Desde a Investigação Interamericana sobre a mortalidade na infância 14, sabe-se que o peso ao nascer é um dos principais fatores de risco que influem na mortalidade infantil, dado este confirmado pelos inúmeros estudos posteriores 6,15,18,20.

Do mesmo modo, diversos estudos têm comprovado a importância do grau de instrução materna enquanto determinante da mortalidade infantil4,12,16. Estas informações, entretanto, freqüentemente deixam de ser adequadamente preenchidas.

Desde a introdução, em 1976, do modelo padronizado da declaração de óbito pelo Ministério da Saúde, no Brasil, o Centro Brasileiro para a Classificação de Doenças2 1 Pesquisa financiada pela FINEP (Financiadora de Estudos e Projetos) e INAMPS (Instituto Nacional de Assistência Médica e Previdência Social) — Convênio n o 43.860.197.00 2 Centro colaborador da Organização Mundial da Saúde, mantido por convênio entre a Universidade de São Paulo, Organização Panamericana de Saúde e Ministério da Saúde. Funciona no Departamento de Epidemiologia da Faculdade de Saúde Pública/USP. 3 "Automated Classification of Medical Entities". vem desenvolvendo paciente trabalho de educação no meio médico, divulgando normas8 e reciclando os profissionais interessados.

Após dez anos desse trabalho, trata-se de verificar até que ponto este esforço tem sido bem sucedido no Estado do Rio de Janeiro, segundo maior centro urbano do Brasil, sede de 13 escolas médicas, segundo informação fornecida pela Associação Brasileira de Escolas Médicas.

No âmbito de uma investigação sobre os determinantes da mortalidade infantil na região metropolitana do Rio de Janeiro, desenvolvida conjuntamente pela Escola Nacional de Saúde Pública da FIOCRUZ e pela Secretaria Estadual de Saúde do Rio de Janeiro, e ainda em curso, foi possível comparar as declarações de óbito originais de uma amostra de crianças com as informações disponíveis nos prontuários e boletins hospitalares das mesmas. Tal trabalho constitui-se num dos primeiros resultados dessa investigação.
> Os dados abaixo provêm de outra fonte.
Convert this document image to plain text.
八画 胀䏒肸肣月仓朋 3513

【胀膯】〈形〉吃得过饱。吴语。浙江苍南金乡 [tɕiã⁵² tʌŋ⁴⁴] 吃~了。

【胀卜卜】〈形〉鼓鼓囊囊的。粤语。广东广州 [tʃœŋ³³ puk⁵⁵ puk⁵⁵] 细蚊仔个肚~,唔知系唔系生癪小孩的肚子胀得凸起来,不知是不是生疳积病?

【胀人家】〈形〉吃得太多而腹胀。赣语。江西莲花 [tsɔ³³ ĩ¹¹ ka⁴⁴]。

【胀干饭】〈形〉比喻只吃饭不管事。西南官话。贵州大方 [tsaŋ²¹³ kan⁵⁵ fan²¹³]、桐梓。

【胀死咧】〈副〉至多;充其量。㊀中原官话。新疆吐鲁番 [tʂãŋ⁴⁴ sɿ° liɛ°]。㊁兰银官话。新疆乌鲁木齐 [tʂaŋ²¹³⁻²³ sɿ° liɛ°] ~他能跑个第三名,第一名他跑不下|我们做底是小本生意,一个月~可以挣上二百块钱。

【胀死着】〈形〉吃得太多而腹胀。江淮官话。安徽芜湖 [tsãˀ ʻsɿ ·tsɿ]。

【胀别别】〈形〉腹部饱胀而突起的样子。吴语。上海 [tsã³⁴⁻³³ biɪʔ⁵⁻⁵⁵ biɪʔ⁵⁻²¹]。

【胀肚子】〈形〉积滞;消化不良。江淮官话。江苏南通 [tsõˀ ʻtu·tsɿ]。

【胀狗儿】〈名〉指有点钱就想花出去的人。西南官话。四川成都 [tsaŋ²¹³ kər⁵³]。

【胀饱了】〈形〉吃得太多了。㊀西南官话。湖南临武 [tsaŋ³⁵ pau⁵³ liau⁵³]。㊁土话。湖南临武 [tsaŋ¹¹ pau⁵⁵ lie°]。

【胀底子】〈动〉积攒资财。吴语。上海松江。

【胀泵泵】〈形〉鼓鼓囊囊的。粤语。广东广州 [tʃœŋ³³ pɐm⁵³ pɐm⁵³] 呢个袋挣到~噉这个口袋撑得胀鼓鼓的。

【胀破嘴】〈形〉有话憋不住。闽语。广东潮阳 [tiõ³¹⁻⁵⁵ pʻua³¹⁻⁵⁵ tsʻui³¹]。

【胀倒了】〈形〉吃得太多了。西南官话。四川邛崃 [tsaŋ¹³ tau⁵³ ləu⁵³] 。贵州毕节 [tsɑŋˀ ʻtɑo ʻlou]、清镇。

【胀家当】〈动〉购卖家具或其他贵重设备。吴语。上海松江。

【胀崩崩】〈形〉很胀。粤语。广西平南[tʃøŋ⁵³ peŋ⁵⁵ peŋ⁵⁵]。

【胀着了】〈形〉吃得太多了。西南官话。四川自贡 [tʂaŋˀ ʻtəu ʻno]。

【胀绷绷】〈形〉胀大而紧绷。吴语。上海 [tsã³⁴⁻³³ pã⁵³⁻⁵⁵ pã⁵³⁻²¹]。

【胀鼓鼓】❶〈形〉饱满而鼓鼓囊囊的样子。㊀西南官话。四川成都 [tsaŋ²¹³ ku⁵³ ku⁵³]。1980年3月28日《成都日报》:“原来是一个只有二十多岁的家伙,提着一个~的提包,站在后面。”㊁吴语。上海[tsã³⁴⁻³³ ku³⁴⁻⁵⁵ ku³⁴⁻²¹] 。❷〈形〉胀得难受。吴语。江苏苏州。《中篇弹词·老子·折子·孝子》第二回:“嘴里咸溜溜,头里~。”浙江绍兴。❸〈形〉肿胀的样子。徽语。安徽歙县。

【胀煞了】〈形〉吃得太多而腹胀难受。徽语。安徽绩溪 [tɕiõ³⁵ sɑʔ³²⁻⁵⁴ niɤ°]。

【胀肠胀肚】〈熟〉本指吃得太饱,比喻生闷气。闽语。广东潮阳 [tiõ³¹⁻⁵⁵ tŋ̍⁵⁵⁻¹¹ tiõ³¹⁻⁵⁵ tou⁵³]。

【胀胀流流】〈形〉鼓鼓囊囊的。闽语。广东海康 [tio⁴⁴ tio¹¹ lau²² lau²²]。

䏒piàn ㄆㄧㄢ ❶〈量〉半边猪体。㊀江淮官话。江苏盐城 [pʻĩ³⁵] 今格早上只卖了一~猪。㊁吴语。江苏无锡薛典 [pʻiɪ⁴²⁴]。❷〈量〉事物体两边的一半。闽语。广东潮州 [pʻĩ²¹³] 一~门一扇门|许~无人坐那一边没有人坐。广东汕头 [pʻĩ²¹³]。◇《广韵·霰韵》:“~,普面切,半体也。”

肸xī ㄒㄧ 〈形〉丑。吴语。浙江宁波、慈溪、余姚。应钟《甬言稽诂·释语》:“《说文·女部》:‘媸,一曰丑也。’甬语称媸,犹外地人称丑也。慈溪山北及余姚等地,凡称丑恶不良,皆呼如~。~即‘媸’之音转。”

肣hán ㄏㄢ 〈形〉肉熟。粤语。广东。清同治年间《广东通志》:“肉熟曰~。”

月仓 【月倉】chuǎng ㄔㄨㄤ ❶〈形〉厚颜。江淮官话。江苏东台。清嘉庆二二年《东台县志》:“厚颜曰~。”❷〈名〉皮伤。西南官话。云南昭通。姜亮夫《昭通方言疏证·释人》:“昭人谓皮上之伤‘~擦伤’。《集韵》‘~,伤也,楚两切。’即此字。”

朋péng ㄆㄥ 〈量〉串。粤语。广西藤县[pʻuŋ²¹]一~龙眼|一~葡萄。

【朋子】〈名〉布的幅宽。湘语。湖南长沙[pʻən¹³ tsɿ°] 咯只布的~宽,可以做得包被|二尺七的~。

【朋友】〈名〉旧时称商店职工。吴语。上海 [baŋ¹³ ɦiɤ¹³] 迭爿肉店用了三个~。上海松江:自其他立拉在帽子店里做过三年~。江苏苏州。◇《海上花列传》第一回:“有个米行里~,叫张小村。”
Assim, pois, pretende-se fazer uma avaliação das falhas do preenchimento de declarações de óbitos ocorridos na região metropolitana do Rio de Janeiro, nos itens reservados à causa básica do óbito, causas contribuintes, necrópsia, intervalo de tempo, idade da mãe e grau de instrução da mãe e também fazer uma análise, em separado, dos óbitos nos quais foram realizadas a necrópsia.

METODOLOGIA

As declarações de óbito que serão avaliadas no presente trabalho correspondem a uma amostra de 25% (6.672) do total de óbitos de menores de um ano ocorridos na região metropolitana do Rio de Janeiro, no período de maio de 1986 a abril de 1987.

Os óbitos de menores de 28 dias (neonatais) representam mais da metade dos óbitos de menores de um ano, mas tinha-se interesse em analisar os determinantes da mortalidade infantil sobretudo para os óbitos de crianças entre 29 dias e 11 meses (pós-neonatais). Por isso, optou-se por um processo amostrai que resultasse em maior probabilidade a esses óbitos de participarem do estudo em relação aos neonatais. Dessa forma, foi feita uma amostra estratificada representando 15% dos óbitos neonatais de 40% dos pós-neonatais. Ao longo dos 12 meses do estudo, a soma desses dois grupos foi de 1.703 óbitos (1.178 pós-neonatais e 525 neonatais).

Foram excluídos do estudo 517 óbitos ocorridos nas áreas de Magé, Itaboraí, Maricá, Itaguaí, Paracambi e Mangaratiba por serem áreas de difícil acesso, além de representarem um percentual pequeno em relação ao total (7,6%).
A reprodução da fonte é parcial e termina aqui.